Das Risikomanagement ist als kontinuierlicher Vorgang in unsere betrieblichen Abläufe integriert. Im RWE-Konzern werden Risiken und Chancen frühzeitig identifiziert und klassifiziert. Wir bewerten Risiken anhand ihrer Eintrittswahrscheinlichkeit und der möglichen Schadenshöhe und fassen sie auf Ebene der Konzerngesellschaften und des Konzerns zusammen. Liegt mehreren Risiken die gleiche Ursache zugrunde, werden sie zu einer Position zusammengefasst. Wenn sich ein Risiko durch Gegenmaßnahmen verringern lässt, wird das Restrisiko unter Nennung der risikoreduzierenden Maßnahmen dargestellt. Die mögliche Schadenshöhe eines Risikos wird dem betrieblichen Ergebnis und dem Eigenkapital der jeweiligen Unternehmenseinheit sowie des Konzerns gegenübergestellt. Risiken mit hoher Eintrittswahrscheinlichkeit oder Schadenshöhe begrenzen wir durch operative Maßnahmen. Gegebenenfalls berücksichtigen wir sie durch bilanzielle Vorsorgen, z.B. Wertberichtigungen oder Rückstellungen. Chancen bewerten und steuern wir im Zuge der turnusgemäßen Planung.

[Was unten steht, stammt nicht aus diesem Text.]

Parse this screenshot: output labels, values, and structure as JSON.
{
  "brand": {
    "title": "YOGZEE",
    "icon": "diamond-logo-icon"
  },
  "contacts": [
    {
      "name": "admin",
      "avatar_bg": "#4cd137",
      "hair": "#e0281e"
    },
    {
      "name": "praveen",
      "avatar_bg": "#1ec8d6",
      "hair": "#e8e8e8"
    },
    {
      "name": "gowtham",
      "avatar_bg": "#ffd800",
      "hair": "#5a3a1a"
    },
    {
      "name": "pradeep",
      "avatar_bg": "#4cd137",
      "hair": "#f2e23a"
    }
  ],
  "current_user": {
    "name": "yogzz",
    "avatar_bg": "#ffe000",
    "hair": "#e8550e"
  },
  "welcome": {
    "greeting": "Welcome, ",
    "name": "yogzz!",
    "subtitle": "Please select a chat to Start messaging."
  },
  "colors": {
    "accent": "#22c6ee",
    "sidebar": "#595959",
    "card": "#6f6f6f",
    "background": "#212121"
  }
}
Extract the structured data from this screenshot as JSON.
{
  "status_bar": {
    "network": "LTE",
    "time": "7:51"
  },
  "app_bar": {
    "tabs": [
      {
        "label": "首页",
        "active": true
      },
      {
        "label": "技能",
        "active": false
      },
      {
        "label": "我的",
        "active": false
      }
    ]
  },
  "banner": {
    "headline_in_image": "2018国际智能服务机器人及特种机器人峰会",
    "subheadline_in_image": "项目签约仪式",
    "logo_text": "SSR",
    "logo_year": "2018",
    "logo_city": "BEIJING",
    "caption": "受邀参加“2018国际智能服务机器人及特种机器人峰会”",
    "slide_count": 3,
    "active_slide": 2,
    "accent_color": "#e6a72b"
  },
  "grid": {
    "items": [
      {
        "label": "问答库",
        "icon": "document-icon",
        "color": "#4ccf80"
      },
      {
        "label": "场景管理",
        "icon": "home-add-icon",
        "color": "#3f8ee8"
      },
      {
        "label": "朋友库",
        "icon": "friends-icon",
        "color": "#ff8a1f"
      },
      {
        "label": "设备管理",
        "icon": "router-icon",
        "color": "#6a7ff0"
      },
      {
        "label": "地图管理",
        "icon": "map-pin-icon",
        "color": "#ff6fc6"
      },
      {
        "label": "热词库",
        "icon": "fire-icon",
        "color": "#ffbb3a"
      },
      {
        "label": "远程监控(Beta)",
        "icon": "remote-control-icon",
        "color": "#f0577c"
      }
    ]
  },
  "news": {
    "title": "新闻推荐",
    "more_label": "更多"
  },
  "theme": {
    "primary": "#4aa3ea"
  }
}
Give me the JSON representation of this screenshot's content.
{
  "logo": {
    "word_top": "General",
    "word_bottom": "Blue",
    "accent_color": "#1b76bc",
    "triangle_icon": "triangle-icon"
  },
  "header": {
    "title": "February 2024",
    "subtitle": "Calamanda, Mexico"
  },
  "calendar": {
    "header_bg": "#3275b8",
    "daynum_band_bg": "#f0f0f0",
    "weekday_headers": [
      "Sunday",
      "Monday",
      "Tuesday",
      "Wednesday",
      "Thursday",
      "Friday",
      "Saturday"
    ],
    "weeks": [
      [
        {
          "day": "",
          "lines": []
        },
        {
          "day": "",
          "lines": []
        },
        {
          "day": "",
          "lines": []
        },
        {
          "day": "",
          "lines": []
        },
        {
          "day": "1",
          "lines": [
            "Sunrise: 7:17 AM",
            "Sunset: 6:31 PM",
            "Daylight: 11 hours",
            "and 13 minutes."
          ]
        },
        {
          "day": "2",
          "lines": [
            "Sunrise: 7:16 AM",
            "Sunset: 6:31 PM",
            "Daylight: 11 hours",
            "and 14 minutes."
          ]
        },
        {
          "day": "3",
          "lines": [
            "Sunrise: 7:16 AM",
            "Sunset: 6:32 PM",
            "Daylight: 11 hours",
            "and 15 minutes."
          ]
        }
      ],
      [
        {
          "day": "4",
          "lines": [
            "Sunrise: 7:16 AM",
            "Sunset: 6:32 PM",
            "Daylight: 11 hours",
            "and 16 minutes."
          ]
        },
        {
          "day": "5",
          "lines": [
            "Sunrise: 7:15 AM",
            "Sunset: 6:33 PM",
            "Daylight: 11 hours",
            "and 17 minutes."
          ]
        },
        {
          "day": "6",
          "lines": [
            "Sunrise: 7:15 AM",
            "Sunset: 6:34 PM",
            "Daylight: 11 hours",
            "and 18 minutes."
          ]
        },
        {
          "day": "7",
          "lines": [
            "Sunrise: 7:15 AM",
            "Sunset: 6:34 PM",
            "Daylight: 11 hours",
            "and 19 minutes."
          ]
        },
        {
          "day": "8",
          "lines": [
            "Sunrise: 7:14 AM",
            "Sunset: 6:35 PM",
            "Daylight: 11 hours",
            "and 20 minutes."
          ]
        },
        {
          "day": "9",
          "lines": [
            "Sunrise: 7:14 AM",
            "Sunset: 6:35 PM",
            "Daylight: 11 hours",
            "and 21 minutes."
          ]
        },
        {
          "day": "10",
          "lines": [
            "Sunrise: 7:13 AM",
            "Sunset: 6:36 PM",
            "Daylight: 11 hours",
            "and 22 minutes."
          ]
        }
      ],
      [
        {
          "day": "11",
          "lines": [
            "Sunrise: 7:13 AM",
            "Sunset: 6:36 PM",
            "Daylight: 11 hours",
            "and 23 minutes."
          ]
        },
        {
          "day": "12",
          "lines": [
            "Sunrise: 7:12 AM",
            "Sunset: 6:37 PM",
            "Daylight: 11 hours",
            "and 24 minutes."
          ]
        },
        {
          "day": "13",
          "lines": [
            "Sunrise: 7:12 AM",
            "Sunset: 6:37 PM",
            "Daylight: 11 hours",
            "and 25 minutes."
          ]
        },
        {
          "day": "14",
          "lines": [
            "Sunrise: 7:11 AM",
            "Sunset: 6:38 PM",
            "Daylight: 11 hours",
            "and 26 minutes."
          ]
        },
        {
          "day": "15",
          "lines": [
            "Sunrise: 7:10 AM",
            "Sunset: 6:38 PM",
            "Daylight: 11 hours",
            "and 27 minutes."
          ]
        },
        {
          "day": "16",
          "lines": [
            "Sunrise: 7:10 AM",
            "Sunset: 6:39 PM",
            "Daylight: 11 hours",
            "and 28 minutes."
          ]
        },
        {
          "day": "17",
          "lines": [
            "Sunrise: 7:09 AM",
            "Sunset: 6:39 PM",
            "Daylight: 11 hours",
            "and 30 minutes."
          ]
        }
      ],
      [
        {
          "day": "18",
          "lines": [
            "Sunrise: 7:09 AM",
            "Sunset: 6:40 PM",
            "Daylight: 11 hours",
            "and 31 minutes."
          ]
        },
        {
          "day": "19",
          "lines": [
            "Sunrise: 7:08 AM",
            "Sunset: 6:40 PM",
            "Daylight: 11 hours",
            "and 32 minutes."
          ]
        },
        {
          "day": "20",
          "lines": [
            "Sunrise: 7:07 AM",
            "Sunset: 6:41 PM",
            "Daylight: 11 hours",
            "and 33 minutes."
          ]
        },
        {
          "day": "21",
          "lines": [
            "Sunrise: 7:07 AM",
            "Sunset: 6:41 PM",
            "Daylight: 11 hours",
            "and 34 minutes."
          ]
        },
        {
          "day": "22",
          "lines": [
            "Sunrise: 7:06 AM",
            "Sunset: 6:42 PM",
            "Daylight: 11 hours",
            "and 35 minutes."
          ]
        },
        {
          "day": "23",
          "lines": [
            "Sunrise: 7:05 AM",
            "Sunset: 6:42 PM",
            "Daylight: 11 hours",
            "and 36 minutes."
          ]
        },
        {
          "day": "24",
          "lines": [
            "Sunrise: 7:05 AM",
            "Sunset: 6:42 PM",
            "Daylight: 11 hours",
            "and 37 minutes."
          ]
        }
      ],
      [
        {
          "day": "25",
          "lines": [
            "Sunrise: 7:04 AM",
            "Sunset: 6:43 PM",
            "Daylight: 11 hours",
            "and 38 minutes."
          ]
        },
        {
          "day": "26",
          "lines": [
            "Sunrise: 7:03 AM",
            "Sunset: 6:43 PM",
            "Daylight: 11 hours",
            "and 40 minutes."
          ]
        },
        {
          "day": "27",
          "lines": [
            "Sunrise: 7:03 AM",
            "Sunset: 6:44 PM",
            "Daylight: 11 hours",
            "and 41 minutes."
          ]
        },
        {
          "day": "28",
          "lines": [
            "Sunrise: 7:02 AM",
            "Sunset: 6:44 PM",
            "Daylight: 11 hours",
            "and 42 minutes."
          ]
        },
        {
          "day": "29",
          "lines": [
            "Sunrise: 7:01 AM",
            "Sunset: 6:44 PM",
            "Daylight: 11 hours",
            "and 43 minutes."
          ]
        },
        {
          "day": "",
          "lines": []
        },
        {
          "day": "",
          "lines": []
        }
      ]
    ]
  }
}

Über unsere Risiken und Chancen berichten wir den Führungs- und Aufsichtsgremien quartalsweise in standardisierter Form. Über unvorhergesehene wesentliche Veränderungen der Risikosituation wird der Vorstand der RWE AG unverzüglich in Kenntnis gesetzt. Unsere Konzernrevision begutachtet in regelmäßigen Abständen die Qualität und Wirksamkeit unseres Risikomanagementsystems.